Cette exposition est en Entrée libre comme le fut et le sera toujours le festival, son directeur artistique réitérant son souhait d’un accès libre à la culture et à l’éducation pour tous : «  il n’est pas besoin de rajouter un mur (celui de l’argent) à un mur déjà existant (celui de l’accessibilité de la culture) ** ! » explique celui qui peut être un jour appellera « au boycott des expositions payantes ». En tournée en Europe, cette exposition, conçue par Pierre Bongiovanni, I-Wei Li, Chien-Hung Huang, Ching-Wen Chang, en partenariat avec le gouvernement taiwanais, propose une réflexion sur les schizophrénies contemporaines dans les sociétés occidentales à travers le regard de 14 artistes taïwanais : les vidéos présentées balayent les thématiques de la crise économique, la corruption de la démocratie, le vide politique, les mutations technologiques, le destin des êtres dans un monde mondialisé, les désastres humanitaires de l’immigration, la fascination du virtuel, le désarroi de la jeunesse, le terrorisme.
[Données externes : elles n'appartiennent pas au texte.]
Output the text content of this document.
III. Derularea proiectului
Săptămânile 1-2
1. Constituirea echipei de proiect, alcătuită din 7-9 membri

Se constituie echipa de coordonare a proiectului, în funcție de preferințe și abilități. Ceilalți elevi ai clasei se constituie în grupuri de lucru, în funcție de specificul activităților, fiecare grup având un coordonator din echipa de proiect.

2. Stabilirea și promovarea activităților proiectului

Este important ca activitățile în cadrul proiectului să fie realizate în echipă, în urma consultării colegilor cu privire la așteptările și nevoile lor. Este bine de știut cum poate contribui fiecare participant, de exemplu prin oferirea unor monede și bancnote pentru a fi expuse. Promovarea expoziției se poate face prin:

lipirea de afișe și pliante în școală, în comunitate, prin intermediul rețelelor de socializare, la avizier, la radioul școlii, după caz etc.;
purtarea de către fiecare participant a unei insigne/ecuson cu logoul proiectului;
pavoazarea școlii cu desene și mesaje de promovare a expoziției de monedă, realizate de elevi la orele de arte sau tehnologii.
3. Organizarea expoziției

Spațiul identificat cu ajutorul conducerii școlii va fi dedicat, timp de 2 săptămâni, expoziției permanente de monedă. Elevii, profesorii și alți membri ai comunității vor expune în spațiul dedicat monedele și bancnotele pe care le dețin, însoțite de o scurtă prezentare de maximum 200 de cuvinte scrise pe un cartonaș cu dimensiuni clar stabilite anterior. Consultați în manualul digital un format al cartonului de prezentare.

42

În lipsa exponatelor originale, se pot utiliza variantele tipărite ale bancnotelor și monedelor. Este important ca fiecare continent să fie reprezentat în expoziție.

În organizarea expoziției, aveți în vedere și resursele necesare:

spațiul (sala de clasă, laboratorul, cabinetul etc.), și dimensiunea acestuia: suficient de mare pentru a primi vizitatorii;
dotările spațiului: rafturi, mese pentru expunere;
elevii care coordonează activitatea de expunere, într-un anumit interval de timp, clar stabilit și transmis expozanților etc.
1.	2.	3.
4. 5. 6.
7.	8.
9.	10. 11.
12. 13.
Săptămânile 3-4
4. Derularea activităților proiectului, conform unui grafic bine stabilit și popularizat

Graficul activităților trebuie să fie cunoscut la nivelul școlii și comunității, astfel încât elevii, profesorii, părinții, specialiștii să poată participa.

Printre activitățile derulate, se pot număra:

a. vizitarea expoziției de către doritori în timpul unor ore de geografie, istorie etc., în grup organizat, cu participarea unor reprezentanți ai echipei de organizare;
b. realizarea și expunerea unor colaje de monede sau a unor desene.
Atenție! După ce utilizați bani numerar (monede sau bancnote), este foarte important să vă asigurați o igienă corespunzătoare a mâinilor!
A cet effet, le choix des commissaires s’est porté sur des vidéos aux formes et formats singuliers (certains déroulant le fil d’un récit linéaire, d’autres incluant des collages, des effets spéciaux, voire s’intégrant dans des installations…) de vidéastes venant d’horizons très divers.

Go to Africa

Go to Africa

« Goodbye, Little Factory » de I-Chun CHEN présente la seconde vie des machines industrielles dans les pays pauvres. « Go to Africa » de Yen-Yin Huang traite du délitement des continents et du monde. « The Nuclear Power Plant and the Dog » de Chi-Yu Wu dépeint un monde apocalyptique totalement déserté par les hommes. « Shivering Wall » de Yu-Chin Tseng filme la torpeur des jeunes subissant les effets de la drogue, à l’instar de Taïwan qui a subi les effets de plusieurs colonisations. « The Unconscious Voyage » de Wan-Jen Chen offre à découvrir la vision d’un monde où la vacuité est la norme. « Project David III: David’s Paradise » de Jun-Jieh Wang, au travers d’une installation vidéo HD, propose un voyage entre le passé et l’avenir, la vie et la mort. « Plastic Man » de Yu-Hsien Su relate la vie d’oncle MAO, victime de la mondialisation, dans une décharge de plastiques. « Battle City » de Li-Ren Chang raconte une relation amoureuse mort née, symbole d’une réconciliation jugée impossible entre Taïwan et la Chine. « Good-to-be-home-luggage » de Yen-Yu Lin file la métaphore du temps qui s’écoule lentement au cœur de notre habitat quotidien. « The Adventures in Mountain Yu No.5 — From Michel Foucault to Our Glorious Future » de Pei-Shih Tu expose l’histoire de son pays en usant de collages divers. « The World of Fatigue-The Endless Column |The World of Fatigue-Chiang Kai-Shek & Mao Ze-Dong » de Chao-Tsai Chiu donne à voir des sculptures qui s’affaissent, signe de l’effondrement des idoles et d’une époque. « Dear President » de Yi-Ya Chen (qui a demandé à tous les présidents du monde une reconnaissance officieuse de son pays via une photo dédicacée ou une lettre) en retrace l’amer résultat.  « Daily » de Liang Xuan Chen décrit des scènes de lutte des gens ordinaires contre les pouvoirs en place.  « Floating » de YUAN Goang-Ming fait dériver une barque abandonnée de tous, comme l’a été Taïwan lors de la perte de son siège à l’ONU.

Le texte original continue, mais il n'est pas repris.